Pour adapter le cadre réglementaire de la 5G, les régulateurs se doivent d’être à l’écoute de l’écosystème tout en essayant d’anticiper au mieux les usages qui se développeront.
Arnaud Comerzan
Les régulateurs jouent un rôle clé dans l’arrivée de la 5G. Leurs travaux sur un certain nombre de sujets sont déterminants pour le déploiement et la réussite commerciale de la nouvelle technologie mobile à commencer par leurs efforts d’harmonisation des bandes de fréquences, au niveau mondial, et les travaux de libération de ces bandes, au niveau national. S’y ajoutent les arbitrages sur la définition du cadre réglementaire ainsi que la valorisation et la définition des obligations de couverture. Plus le positionnement des régulateurs est rapide, plus les services 5G sont lancés rapidement.
Un cadre réglementaire souple pour favoriser l’innovation
Fixer un cadre réglementaire souple est pour le régulateur l’occasion de faciliter l’émergence des réseaux de nouvelle génération. En attribuant suffisamment tôt les fréquences nécessaires, il donne aux opérateurs et aux équipementiers la possibilité d’effectuer un certain nombre d’expérimentations. Il favorise ainsi l’émergence rapide de nouveaux usages différenciants comme le network slicing, l’edge computing, l’IoT, la voiture autonome, la 5G fixe ou encore les services à destination des professionnels.
Une politique de régulation « pro-innovation » peut se traduire par :
- l’autorisation temporaire d’expérimentations libérées d’une partie du cadre réglementaire,
- la simplification de démarches administratives,
- une proposition d’accompagnement des start-ups pour stimuler l’apparition de nouveaux usages.

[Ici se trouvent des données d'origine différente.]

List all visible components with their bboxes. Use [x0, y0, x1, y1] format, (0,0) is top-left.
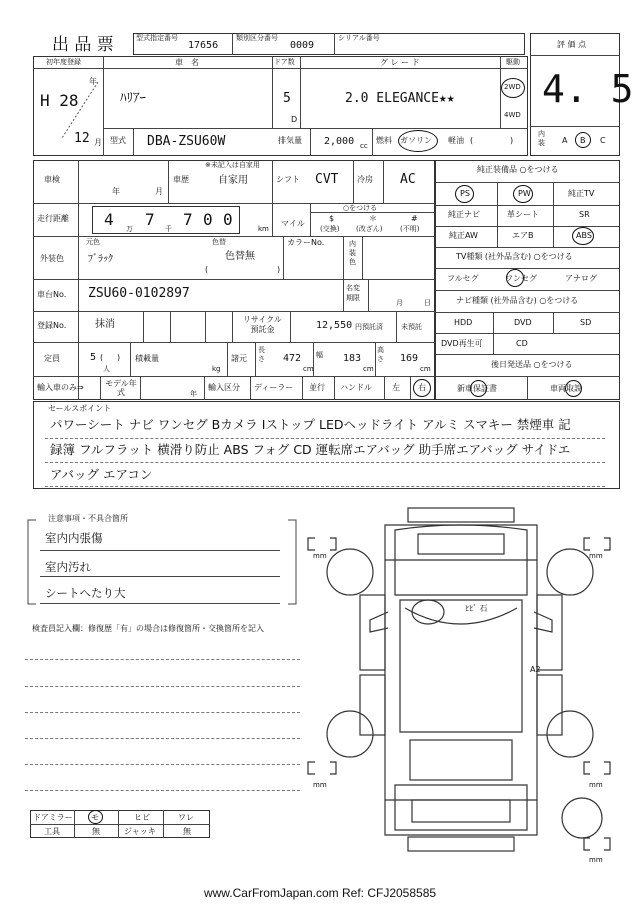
mirror-value: モ — [91, 813, 99, 822]
mileage-digit-4: 0 — [203, 210, 213, 229]
navi-hdd: HDD — [454, 318, 473, 327]
equipment-title: 純正装備品 ○をつける — [477, 165, 559, 174]
first-reg-era: H 28 — [40, 91, 79, 110]
navi-title: ナビ種類 (社外品含む) ○をつける — [456, 296, 579, 305]
car-damage-diagram — [300, 500, 620, 870]
tv-title: TV種類 (社外品含む) ○をつける — [456, 252, 573, 261]
diagram-mm-3: mm — [313, 781, 327, 789]
diagram-mm-4: mm — [589, 781, 603, 789]
fuel-paren-open: ( — [470, 136, 474, 145]
recycle-value: 12,550 — [316, 320, 353, 331]
mark-a2: A2 — [530, 665, 541, 674]
capacity-unit: 人 — [103, 365, 110, 373]
model-year-unit: 年 — [190, 390, 197, 398]
mileage-digit-2: 7 — [145, 210, 155, 229]
diagram-mm-5: mm — [589, 856, 603, 864]
mileage-exchange: (交換) — [320, 225, 340, 233]
mileage-digit-5: 0 — [223, 210, 233, 229]
chassis-value: ZSU60-0102897 — [88, 286, 190, 301]
equip-leather: 革シート — [507, 210, 539, 219]
model-label: 型式 — [110, 136, 126, 145]
footer-ref: www.CarFromJapan.com Ref: CFJ2058585 — [203, 886, 437, 900]
mileage-circle-note: ○をつける — [343, 204, 378, 212]
tv-analog: アナログ — [565, 274, 597, 283]
warranty-label: 名変期限 — [346, 284, 360, 302]
mileage-sen: 千 — [165, 225, 172, 233]
drive-label: 駆動 — [506, 58, 520, 66]
month-unit: 月 — [94, 138, 102, 147]
mirror-label: ドアミラー — [33, 813, 73, 822]
navi-sd: SD — [580, 318, 592, 327]
history-value: 自家用 — [218, 175, 248, 186]
drive-2wd: 2WD — [504, 83, 521, 91]
sheet-title: 出 品 票 — [52, 35, 114, 55]
repaint-paren-open: ( — [205, 265, 209, 274]
reg-no-value: 抹消 — [95, 319, 115, 330]
note-line-3: シートへたり大 — [45, 586, 126, 600]
recycle-unit: 円預託済 — [355, 323, 383, 331]
dealer: ディーラー — [254, 383, 294, 392]
warranty-day: 日 — [424, 299, 431, 307]
width-value: 183 — [343, 353, 362, 364]
fuel-value: ガソリン — [400, 136, 432, 145]
doors-sub: D — [291, 115, 298, 124]
fuel-label: 燃料 — [376, 136, 392, 145]
width-unit: cm — [363, 365, 374, 373]
diagram-mm-2: mm — [589, 552, 603, 560]
displacement-unit: cc — [360, 142, 368, 150]
dvd-play-label: DVD再生可 — [441, 339, 483, 348]
capacity-value: 5 — [90, 352, 97, 363]
repaint-value: 色替無 — [225, 251, 255, 262]
equip-pw: PW — [518, 189, 531, 198]
mileage-dollar: $ — [329, 214, 335, 223]
tv-oneseg: ワンセグ — [505, 274, 537, 283]
inspector-label: 検査員記入欄：修復歴「有」の場合は修復箇所・交換箇所を記入 — [32, 624, 264, 633]
equip-abs: ABS — [576, 231, 592, 240]
sales-line-2: 録簿 フルフラット 横滑り防止 ABS フォグ CD 運転席エアバッグ 助手席エアバッグ サイドエ — [50, 442, 571, 457]
fuel-circle — [398, 130, 438, 152]
equip-ps: PS — [460, 189, 470, 198]
height-value: 169 — [400, 353, 419, 364]
note-unrecorded: ※未記入は自家用 — [205, 161, 260, 169]
length-value: 472 — [283, 353, 302, 364]
drive-2wd-circle — [501, 78, 525, 98]
class-no: 0009 — [290, 40, 315, 51]
docs-manual-circle — [565, 380, 582, 397]
ac-value: AC — [400, 172, 416, 187]
sales-line-3: アバッグ エアコン — [50, 467, 153, 482]
equip-navi: 純正ナビ — [448, 210, 480, 219]
mileage-label: 走行距離 — [37, 214, 69, 223]
car-name: ﾊﾘｱｰ — [120, 91, 146, 106]
docs-warranty: 新車保証書 — [457, 384, 497, 393]
inspection-year-unit: 年 — [112, 187, 120, 196]
type-no-label: 型式指定番号 — [136, 34, 178, 42]
orig-color-value: ﾌﾞﾗｯｸ — [88, 254, 113, 265]
equip-pw-circle — [513, 185, 533, 203]
inspection-label: 車検 — [44, 175, 60, 184]
recycle-label: リサイクル預託金 — [243, 315, 282, 334]
doors-value: 5 — [283, 91, 291, 106]
mark-windshield: ﾋﾋﾞ 石 — [465, 604, 488, 613]
displacement-label: 排気量 — [278, 136, 302, 145]
fuel-alt: 軽油 — [448, 136, 464, 145]
jack-label: ジャッキ — [124, 827, 156, 836]
sales-label: セールスポイント — [48, 404, 112, 413]
mileage-mile: マイル — [281, 219, 305, 228]
equip-aw: 純正AW — [449, 231, 478, 240]
interior-b-circle — [575, 132, 591, 148]
color-no-label: カラーNo. — [287, 238, 325, 247]
tools-label: 工具 — [44, 827, 60, 836]
fuel-paren-close: ) — [510, 136, 514, 145]
equip-sr: SR — [579, 210, 590, 219]
inspection-month-unit: 月 — [155, 187, 163, 196]
history-label: 車歴 — [173, 175, 189, 184]
capacity-paren-open: ( — [100, 353, 104, 362]
sales-line-1: パワーシート ナビ ワンセグ Bカメラ Iストップ LEDヘッドライト アルミ スマキー 禁煙車 記 — [50, 417, 571, 432]
first-reg-month: 12 — [74, 131, 90, 146]
mileage-tampered: (改ざん) — [356, 225, 383, 233]
shift-label: シフト — [276, 175, 300, 184]
car-name-label: 車 名 — [175, 58, 199, 67]
shift-value: CVT — [315, 172, 339, 187]
drive-4wd: 4WD — [504, 111, 521, 119]
mileage-km: km — [258, 225, 269, 233]
equip-airbag: エアB — [512, 231, 534, 240]
chassis-label: 車台No. — [37, 290, 67, 299]
note-line-2: 室内汚れ — [45, 560, 91, 574]
type-no: 17656 — [188, 40, 219, 51]
height-label: 高さ — [377, 346, 384, 363]
first-reg-label: 初年度登録 — [46, 58, 81, 66]
capacity-paren-close: ) — [117, 353, 121, 362]
interior-label: 内装 — [538, 130, 545, 147]
rating-label: 評 価 点 — [557, 40, 587, 49]
recycle-unpaid: 未預託 — [401, 323, 422, 331]
repaint-paren-close: ) — [277, 265, 281, 274]
displacement-value: 2,000 — [324, 136, 355, 147]
mirror-circle — [88, 810, 103, 824]
model-year-label: モデル年式 — [105, 379, 137, 397]
load-kg: kg — [212, 365, 221, 373]
mileage-man: 万 — [126, 225, 133, 233]
docs-warranty-circle — [470, 380, 487, 397]
grade-label: グ レ ー ド — [380, 58, 420, 67]
serial-label: シリアル番号 — [338, 34, 380, 42]
dims-label: 諸元 — [231, 354, 247, 363]
equip-tv: 純正TV — [568, 189, 595, 198]
break-label: ワレ — [178, 813, 194, 822]
width-label: 幅 — [316, 351, 323, 359]
grade-value: 2.0 ELEGANCE★★ — [345, 91, 455, 106]
handle-right-circle — [413, 379, 431, 397]
crack-label: ヒビ — [134, 813, 150, 822]
tools-value: 無 — [92, 827, 100, 836]
color-label: 外装色 — [40, 254, 64, 263]
interior-b: B — [580, 136, 586, 145]
import-label: 輸入車のみ⇒ — [37, 383, 84, 392]
model-value: DBA-ZSU60W — [147, 134, 226, 149]
capacity-label: 定員 — [44, 354, 60, 363]
equip-ps-circle — [455, 185, 474, 203]
mileage-star: ＊ — [369, 214, 377, 223]
handle-label: ハンドル — [340, 383, 372, 392]
ac-label: 冷房 — [357, 175, 373, 184]
height-unit: cm — [420, 365, 431, 373]
tv-oneseg-circle — [506, 269, 524, 287]
length-unit: cm — [303, 365, 314, 373]
import-type-label: 輸入区分 — [208, 383, 240, 392]
interior-c: C — [600, 136, 606, 145]
note-line-1: 室内内張傷 — [45, 531, 103, 545]
reg-no-label: 登録No. — [37, 321, 67, 330]
warranty-month: 月 — [396, 299, 403, 307]
notes-label: 注意事項・不具合箇所 — [48, 514, 128, 523]
mileage-hash: # — [411, 214, 418, 223]
cd-value: CD — [516, 339, 528, 348]
int-color-label: 内装色 — [349, 240, 356, 266]
year-unit: 年 — [89, 77, 97, 86]
docs-title: 後日発送品 ○をつける — [491, 360, 573, 369]
length-label: 長さ — [258, 346, 265, 363]
class-no-label: 類別区分番号 — [236, 34, 278, 42]
repaint-label: 色替 — [212, 238, 226, 246]
load-label: 積載量 — [135, 354, 159, 363]
interior-a: A — [562, 136, 568, 145]
diagram-mm-1: mm — [313, 552, 327, 560]
docs-manual: 車両取説 — [550, 384, 582, 393]
tv-fullseg: フルセグ — [447, 274, 479, 283]
equip-abs-circle — [572, 227, 594, 245]
parallel: 並行 — [309, 383, 325, 392]
handle-left: 左 — [392, 383, 400, 392]
orig-color-label: 元色 — [86, 238, 100, 246]
jack-value: 無 — [183, 827, 191, 836]
doors-label: ドア数 — [274, 58, 295, 66]
mileage-digit-1: 4 — [104, 210, 114, 229]
mileage-digit-3: 7 — [183, 210, 193, 229]
mileage-unknown: (不明) — [400, 225, 420, 233]
handle-right: 右 — [418, 383, 426, 392]
navi-dvd: DVD — [514, 318, 532, 327]
rating-value: 4. 5 — [542, 67, 634, 111]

De telles dispositions permettent à l’ensemble de l’écosystème (opérateurs, industriels, start-up…) de mieux anticiper l’arrivée de la 5G.
Plusieurs arbitrages essentiels
Même s’ils ne sont pas parties prenantes de la conception et du déploiement des réseaux de communication, comme les équipementiers et les opérateurs, les régulateurs deviennent, à leur manière, des architectes des réseaux de communication. En effet, ils influencent de plus en plus la façon donc les réseaux sont déployés en fixant un certain nombre d’objectifs et d’obligations dans les autorisations d’utilisation de fréquences des opérateurs.
Définir comment et à qui attribuer des licences
Au moment de l’attribution des fréquences 5G, de nombreuses questions stratégiques se posent aux régulateurs qui doivent rendre divers arbitrages : convient-il de réserver du spectre aux acteurs verticaux ? Quel arbitrage faire entre les fréquences attribuées pour le marché grand public et les fréquences pour le marché des entreprises ? Quel compromis entre latence et quantité de spectre attribuée : faut-il synchroniser les acteurs entre eux ou introduire des bandes de garde ?
Le mode d’attribution de la bande est un autre sujet important. Le régulateur choisira entre deux options :
- une attribution par licence exclusive : les bandes sont attribuées exclusivement aux opérateurs mobiles pendant une durée définie.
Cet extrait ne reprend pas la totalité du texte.